Il vero meccanismo che sta alla base del suo effetto è sconosciuto.
Due ipotesi principali sulla sua modalità di azione implicano:
- Miglioramento del supporto strutturale del bacino, con conseguente posizionamento più alto dell’elevatore e degli organi pelvici, con restringimento delle aperture pelviche e un aumento del tono e della forza della PFM.
- Prevenzione della discesa degli organi pelvici durante la tosse o altri sforzi fisici mediante contrazione intenzionale della PFM, prima e durante l’aumento della pressione addominale
Altra opzione terapeutica è rappresentata dal posizionamento di un intruso vaginale capace di sostenere gli organi prolassati.
Il pessario rimane infatti ancora la più comune, efficace, poco costosa e sicura opzione non chirurgica per aiutare i pazienti alleviando i loro sintomi.
Esiste un’ampia varietà di procedure chirurgiche per la riparazione del prolasso. Questo indica che vi è una mancanza di consenso sull’approccio chirurgico ottimale.
Tradizionalmente, le operazioni per il trattamento del prolasso uterovaginale includono l’isterectomia anche in assenza di patologie uterine specifiche.
Recentemente tale approccio è stato messo in discussione. Sempre più donne chiedono la conservazione dell’utero per molti motivi, inclusi problemi di sessualità, immagine corporea e preferenze personali e culturali.
Inoltre la maggior parte delle procedure che mirano a sospendere l’apice vaginale possono essere eseguite con o senza isterectomia. Approcci che mirano ad un risparmio dell’utero non sono appropriati per le donne con storia di displasia cervicale, storia di sanguinamento postmenopausale o per coloro ad alto rischio per neoplasia uterina.

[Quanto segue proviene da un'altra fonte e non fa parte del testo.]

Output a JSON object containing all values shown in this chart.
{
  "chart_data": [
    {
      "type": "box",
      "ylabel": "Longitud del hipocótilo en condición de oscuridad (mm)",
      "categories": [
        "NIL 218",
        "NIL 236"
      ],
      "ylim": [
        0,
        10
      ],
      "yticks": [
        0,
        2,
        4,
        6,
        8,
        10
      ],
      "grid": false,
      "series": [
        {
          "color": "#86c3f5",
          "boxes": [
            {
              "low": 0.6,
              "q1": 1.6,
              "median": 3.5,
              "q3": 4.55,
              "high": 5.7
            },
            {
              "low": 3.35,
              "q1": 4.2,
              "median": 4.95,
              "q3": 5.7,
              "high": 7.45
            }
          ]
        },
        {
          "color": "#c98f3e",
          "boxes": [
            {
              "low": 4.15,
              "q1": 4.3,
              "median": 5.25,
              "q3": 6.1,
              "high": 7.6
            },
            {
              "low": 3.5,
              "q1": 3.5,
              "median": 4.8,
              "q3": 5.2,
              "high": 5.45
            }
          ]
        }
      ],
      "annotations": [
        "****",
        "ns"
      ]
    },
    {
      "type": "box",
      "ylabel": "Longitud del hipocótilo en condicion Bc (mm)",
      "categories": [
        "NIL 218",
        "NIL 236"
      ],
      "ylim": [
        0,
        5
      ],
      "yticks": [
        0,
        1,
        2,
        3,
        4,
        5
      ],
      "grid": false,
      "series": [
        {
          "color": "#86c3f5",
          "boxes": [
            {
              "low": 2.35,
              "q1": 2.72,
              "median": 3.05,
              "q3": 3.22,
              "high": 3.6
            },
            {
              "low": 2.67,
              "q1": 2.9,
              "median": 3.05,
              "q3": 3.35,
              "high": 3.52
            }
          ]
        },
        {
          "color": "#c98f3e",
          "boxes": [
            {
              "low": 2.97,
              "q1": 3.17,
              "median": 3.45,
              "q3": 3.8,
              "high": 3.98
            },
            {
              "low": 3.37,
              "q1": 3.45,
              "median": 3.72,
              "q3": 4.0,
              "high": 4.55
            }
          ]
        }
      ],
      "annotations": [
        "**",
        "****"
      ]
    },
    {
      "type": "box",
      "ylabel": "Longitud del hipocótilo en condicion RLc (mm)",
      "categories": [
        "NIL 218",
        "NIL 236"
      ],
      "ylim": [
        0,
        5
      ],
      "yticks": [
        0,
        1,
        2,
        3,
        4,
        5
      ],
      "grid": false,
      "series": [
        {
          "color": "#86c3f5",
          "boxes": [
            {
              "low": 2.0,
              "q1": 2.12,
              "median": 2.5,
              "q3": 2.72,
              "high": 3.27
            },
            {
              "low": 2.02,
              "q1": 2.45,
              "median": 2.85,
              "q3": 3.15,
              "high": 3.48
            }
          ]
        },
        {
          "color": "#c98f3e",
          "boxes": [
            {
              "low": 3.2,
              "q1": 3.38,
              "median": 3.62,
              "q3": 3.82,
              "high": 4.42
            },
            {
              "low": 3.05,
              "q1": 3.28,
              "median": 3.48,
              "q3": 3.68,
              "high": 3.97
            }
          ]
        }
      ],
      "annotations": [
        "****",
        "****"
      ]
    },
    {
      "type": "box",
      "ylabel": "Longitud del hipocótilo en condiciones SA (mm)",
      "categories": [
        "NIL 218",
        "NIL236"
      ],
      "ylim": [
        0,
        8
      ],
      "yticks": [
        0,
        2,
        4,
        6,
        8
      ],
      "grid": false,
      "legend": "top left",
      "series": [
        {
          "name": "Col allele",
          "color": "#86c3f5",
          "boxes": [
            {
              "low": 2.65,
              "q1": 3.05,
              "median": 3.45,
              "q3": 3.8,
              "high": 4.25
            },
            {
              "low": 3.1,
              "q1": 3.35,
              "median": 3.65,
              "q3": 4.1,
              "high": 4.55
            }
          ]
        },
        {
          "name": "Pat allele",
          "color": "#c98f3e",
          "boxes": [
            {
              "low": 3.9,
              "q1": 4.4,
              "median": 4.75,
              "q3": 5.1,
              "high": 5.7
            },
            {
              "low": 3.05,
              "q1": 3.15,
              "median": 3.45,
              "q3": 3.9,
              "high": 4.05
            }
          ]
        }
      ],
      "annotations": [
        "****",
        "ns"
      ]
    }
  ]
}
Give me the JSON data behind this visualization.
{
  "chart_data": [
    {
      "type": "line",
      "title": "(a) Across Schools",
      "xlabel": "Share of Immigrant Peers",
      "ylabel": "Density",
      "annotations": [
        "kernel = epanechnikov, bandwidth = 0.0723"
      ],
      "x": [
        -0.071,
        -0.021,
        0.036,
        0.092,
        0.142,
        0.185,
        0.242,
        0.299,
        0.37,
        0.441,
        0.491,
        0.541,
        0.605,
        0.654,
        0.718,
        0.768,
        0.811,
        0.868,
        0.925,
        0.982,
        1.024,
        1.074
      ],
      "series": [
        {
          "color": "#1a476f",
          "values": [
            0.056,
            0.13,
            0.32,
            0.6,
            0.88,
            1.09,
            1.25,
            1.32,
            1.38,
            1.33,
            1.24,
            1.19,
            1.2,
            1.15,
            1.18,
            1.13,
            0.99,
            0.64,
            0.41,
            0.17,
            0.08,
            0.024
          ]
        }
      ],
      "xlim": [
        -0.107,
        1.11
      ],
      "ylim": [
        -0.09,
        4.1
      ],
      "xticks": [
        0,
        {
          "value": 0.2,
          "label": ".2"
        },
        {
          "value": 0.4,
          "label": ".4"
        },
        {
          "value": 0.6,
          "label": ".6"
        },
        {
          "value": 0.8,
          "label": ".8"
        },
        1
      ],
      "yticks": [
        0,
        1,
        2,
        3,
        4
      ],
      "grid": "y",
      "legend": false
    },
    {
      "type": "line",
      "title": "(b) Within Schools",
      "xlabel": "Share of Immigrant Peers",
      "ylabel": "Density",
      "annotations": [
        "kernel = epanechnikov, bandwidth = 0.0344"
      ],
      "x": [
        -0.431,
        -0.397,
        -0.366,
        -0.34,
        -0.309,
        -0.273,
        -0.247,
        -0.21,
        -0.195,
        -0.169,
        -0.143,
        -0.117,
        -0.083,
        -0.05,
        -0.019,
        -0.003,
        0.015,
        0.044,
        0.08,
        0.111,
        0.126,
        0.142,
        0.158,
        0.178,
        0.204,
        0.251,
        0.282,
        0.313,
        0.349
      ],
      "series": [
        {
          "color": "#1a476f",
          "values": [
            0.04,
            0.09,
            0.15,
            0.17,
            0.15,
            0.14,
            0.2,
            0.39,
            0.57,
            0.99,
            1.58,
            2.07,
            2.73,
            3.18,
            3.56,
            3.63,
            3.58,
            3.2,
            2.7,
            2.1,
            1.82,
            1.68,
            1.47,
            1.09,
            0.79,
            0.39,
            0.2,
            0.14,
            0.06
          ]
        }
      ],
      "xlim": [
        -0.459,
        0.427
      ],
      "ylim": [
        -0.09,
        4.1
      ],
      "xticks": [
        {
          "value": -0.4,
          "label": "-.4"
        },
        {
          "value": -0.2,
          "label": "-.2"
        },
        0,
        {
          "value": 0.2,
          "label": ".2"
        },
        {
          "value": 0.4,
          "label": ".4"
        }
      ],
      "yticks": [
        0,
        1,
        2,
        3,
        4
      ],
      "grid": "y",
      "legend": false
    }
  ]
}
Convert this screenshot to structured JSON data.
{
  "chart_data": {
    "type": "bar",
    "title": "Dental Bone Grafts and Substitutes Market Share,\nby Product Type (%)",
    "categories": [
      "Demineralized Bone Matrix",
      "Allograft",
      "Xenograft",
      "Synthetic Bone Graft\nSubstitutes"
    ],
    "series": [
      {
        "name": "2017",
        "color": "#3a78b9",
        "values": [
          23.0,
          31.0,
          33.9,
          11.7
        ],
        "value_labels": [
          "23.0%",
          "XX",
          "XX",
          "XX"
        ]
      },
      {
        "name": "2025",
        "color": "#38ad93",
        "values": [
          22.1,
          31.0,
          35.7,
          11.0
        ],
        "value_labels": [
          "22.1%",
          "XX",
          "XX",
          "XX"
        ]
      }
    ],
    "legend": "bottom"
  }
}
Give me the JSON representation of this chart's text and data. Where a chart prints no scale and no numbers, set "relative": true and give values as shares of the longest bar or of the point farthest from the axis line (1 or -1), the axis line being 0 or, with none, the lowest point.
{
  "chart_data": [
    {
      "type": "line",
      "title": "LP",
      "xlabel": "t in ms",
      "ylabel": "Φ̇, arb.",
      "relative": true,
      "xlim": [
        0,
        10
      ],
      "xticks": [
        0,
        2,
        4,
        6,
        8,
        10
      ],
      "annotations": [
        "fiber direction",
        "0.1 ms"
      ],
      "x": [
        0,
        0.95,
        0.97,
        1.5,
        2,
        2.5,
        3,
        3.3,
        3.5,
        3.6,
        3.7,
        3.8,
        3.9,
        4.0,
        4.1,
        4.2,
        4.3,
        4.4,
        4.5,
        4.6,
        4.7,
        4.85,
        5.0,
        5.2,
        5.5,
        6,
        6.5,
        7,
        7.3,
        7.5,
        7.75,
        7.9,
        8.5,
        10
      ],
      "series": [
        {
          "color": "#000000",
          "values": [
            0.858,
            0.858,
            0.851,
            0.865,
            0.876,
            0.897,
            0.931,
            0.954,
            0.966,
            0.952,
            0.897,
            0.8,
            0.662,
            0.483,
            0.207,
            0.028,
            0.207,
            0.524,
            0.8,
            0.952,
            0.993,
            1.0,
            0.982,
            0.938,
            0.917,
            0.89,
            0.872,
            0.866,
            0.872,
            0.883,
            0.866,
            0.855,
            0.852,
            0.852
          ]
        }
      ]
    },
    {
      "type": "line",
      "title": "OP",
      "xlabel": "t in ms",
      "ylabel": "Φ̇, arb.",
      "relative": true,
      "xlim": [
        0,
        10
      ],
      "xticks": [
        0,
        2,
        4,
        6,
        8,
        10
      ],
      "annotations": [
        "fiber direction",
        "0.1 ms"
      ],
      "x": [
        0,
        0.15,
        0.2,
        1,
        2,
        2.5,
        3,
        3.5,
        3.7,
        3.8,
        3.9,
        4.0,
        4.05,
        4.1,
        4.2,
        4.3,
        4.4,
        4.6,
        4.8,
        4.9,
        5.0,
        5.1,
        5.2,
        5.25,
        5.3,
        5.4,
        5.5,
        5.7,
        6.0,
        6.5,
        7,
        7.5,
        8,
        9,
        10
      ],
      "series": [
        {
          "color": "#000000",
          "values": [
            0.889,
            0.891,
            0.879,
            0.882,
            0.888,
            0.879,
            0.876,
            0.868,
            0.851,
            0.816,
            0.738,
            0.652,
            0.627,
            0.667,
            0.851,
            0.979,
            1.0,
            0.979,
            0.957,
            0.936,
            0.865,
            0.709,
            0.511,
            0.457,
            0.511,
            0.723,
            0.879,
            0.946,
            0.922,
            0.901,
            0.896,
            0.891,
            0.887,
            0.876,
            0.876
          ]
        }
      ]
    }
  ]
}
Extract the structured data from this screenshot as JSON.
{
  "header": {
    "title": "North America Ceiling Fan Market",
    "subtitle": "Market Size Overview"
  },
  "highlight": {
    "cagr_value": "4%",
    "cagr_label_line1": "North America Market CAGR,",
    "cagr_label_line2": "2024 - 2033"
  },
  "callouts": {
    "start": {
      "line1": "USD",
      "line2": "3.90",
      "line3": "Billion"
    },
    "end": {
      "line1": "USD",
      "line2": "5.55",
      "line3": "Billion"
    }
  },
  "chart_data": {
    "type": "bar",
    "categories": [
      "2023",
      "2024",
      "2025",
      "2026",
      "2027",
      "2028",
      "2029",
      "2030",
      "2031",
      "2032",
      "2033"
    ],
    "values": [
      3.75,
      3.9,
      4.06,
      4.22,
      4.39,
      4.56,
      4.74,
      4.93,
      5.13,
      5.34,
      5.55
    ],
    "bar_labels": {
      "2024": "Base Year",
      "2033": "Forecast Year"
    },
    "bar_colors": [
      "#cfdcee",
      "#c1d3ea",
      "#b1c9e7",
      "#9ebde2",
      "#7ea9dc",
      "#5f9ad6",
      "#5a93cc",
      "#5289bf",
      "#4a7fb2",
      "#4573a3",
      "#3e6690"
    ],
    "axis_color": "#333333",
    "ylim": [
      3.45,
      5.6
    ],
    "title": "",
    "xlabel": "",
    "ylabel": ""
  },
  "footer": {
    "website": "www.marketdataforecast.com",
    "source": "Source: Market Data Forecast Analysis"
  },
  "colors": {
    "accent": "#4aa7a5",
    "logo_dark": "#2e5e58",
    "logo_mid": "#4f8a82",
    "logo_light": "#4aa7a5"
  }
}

L’approccio chirurgico può essere per via vaginale o addominale. La riparazione fasciale per via vaginale prevede la colporrafia anteriore o posteriore per il comparto anteriore o posteriore, mentre il comparto mediano può essere trattato mediante culdoplastica sec. McCall, fissazione del legamento sacrospinoso, fissazione dell’ileococcigeo, sospensione della volta vaginale al legamento uterosacrale.
Il ruolo delle mesh sintentiche si è notevolmente ridotto negli ultimi anni a causa dei numerosi problemi intra-peri e postoperatori in questo tipo di chirurgia confermati da numerosi Warning dell’FDA o di SCENIHR.
L’approccio addominale prevede accesso laparotomico, laparoscopico o robotico. Le tecniche maggiormente utilizzate sono rappresentate dalla colposacropessi o colposospensione laterale.
In particolare la colposacropessi è indicata per il prolasso della volta vaginale, per il POP multicompartimentale e per il prolasso ricorrenten dopo una riparazione vaginale fallita. Per le pazienti più giovani (<60 anni) e sessualmente attive la colposacropessi fornisce un ripristino anatomico, risultati duraturi e meno dispareunia.